David Yaffe-Bellany and Kenneth Vogel of The New York Times provide an interesting account of how crypto lobbyists won over President Trump. Here are some key excerpts:
Just over a year ago, while sitting around a table in an ornate meeting room at Mar-a-Lago, David Bailey and a group of top Bitcoin executives made a pitch to Donald J. Trump.
They were looking for a savior.
For years, cryptocurrency companies had endured a sweeping crackdown in Washington — a cascade of lawsuits, regulatory attacks and prosecutions that threatened the industry’s survival.
Since Mr. Trump’s election, the price of Bitcoin, the most valuable cryptocurrency, has skyrocketed to over $100,000, enriching executives who supported his campaign. Crypto advocates who were shunned in Washington during the Biden administration now enjoy astonishing access to the Trump White House, which has quickly unwound the regulatory crackdown. And the federal government has embraced sweeping pro-crypto policies that could upend the U.S. financial system for decades.
All of that resulted from one of the great lobbying free-for-alls in recent history. For months, industry executives, paid lobbyists, campaign operatives, and Trump business partners and family members orchestrated a diffuse but stunningly effective influence operation that turned Mr. Trump from an outspoken Bitcoin skeptic into crypto’s most important supporter.

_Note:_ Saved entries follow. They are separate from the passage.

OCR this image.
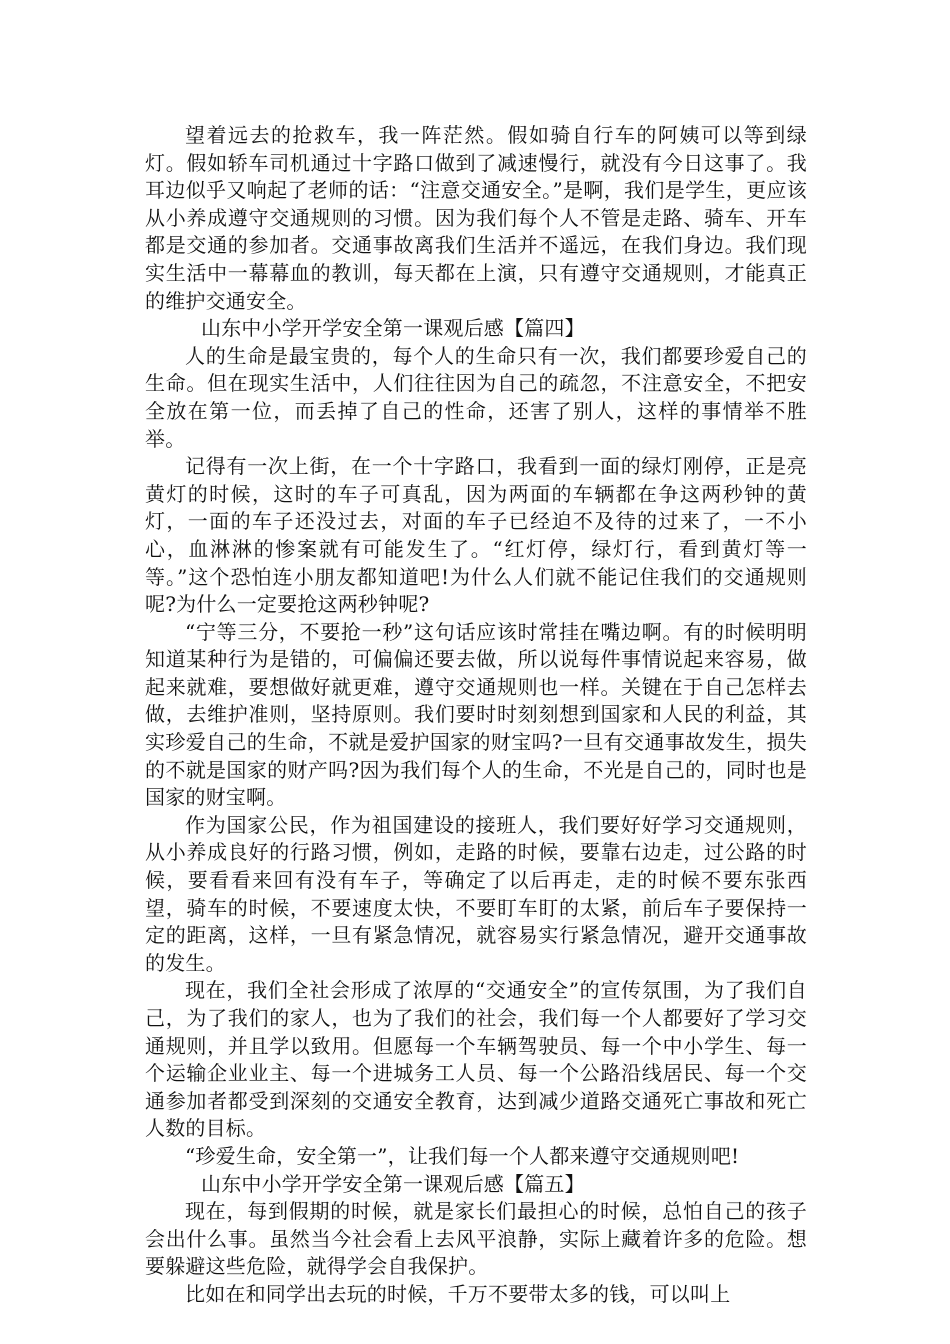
望着远去的抢救车，我一阵茫然。假如骑自行车的阿姨可以等到绿灯。假如轿车司机通过十字路口做到了减速慢行，就没有今日这事了。我耳边似乎又响起了老师的话：“注意交通安全。”是啊，我们是学生，更应该从小养成遵守交通规则的习惯。因为我们每个人不管是走路、骑车、开车都是交通的参加者。交通事故离我们生活并不遥远，在我们身边。我们现实生活中一幕幕血的教训，每天都在上演，只有遵守交通规则，才能真正的维护交通安全。

山东中小学开学安全第一课观后感【篇四】

人的生命是最宝贵的，每个人的生命只有一次，我们都要珍爱自己的生命。但在现实生活中，人们往往因为自己的疏忽，不注意安全，不把安全放在第一位，而丢掉了自己的性命，还害了别人，这样的事情举不胜举。

记得有一次上街，在一个十字路口，我看到一面的绿灯刚停，正是亮黄灯的时候，这时的车子可真乱，因为两面的车辆都在争这两秒钟的黄灯，一面的车子还没过去，对面的车子已经迫不及待的过来了，一不小心，血淋淋的惨案就有可能发生了。“红灯停，绿灯行，看到黄灯等一等。”这个恐怕连小朋友都知道吧!为什么人们就不能记住我们的交通规则呢?为什么一定要抢这两秒钟呢?

“宁等三分，不要抢一秒”这句话应该时常挂在嘴边啊。有的时候明明知道某种行为是错的，可偏偏还要去做，所以说每件事情说起来容易，做起来就难，要想做好就更难，遵守交通规则也一样。关键在于自己怎样去做，去维护准则，坚持原则。我们要时时刻刻想到国家和人民的利益，其实珍爱自己的生命，不就是爱护国家的财宝吗?一旦有交通事故发生，损失的不就是国家的财产吗?因为我们每个人的生命，不光是自己的，同时也是国家的财宝啊。

作为国家公民，作为祖国建设的接班人，我们要好好学习交通规则，从小养成良好的行路习惯，例如，走路的时候，要靠右边走，过公路的时候，要看看来回有没有车子，等确定了以后再走，走的时候不要东张西望，骑车的时候，不要速度太快，不要盯车盯的太紧，前后车子要保持一定的距离，这样，一旦有紧急情况，就容易实行紧急情况，避开交通事故的发生。

现在，我们全社会形成了浓厚的“交通安全”的宣传氛围，为了我们自己，为了我们的家人，也为了我们的社会，我们每一个人都要好了学习交通规则，并且学以致用。但愿每一个车辆驾驶员、每一个中小学生、每一个运输企业业主、每一个进城务工人员、每一个公路沿线居民、每一个交通参加者都受到深刻的交通安全教育，达到减少道路交通死亡事故和死亡人数的目标。

“珍爱生命，安全第一”，让我们每一个人都来遵守交通规则吧!

山东中小学开学安全第一课观后感【篇五】

现在，每到假期的时候，就是家长们最担心的时候，总怕自己的孩子会出什么事。虽然当今社会看上去风平浪静，实际上藏着许多的危险。想要躲避这些危险，就得学会自我保护。

比如在和同学出去玩的时候，千万不要带太多的钱，可以叫上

Virtually every step of Mr. Trump’s transformation has been steered by the industry. Lacking much knowledge of its intricacies, Mr. Trump embraced crypto when he saw it could generate huge profits for himself or his political groups, while outsourcing the details to industry advisers with their own business ambitions, according to documents and audio recordings, as well as interviews with more than 50 people involved in Mr. Trump’s crypto plans.
Now he is deeply enmeshed in an industry his administration regulates — one that was founded as a renegade alternative to the big banks. He and his sons unveiled their own crypto business last fall, the start of a blitz of new ventures that has grown to include four Trump-branded digital currencies and even a Bitcoin mining company.
At some points, the only meaningful check on the industry’s power has come from rival crypto interests jockeying against one another to influence Mr. Trump. The competition has at times resembled a bidding war.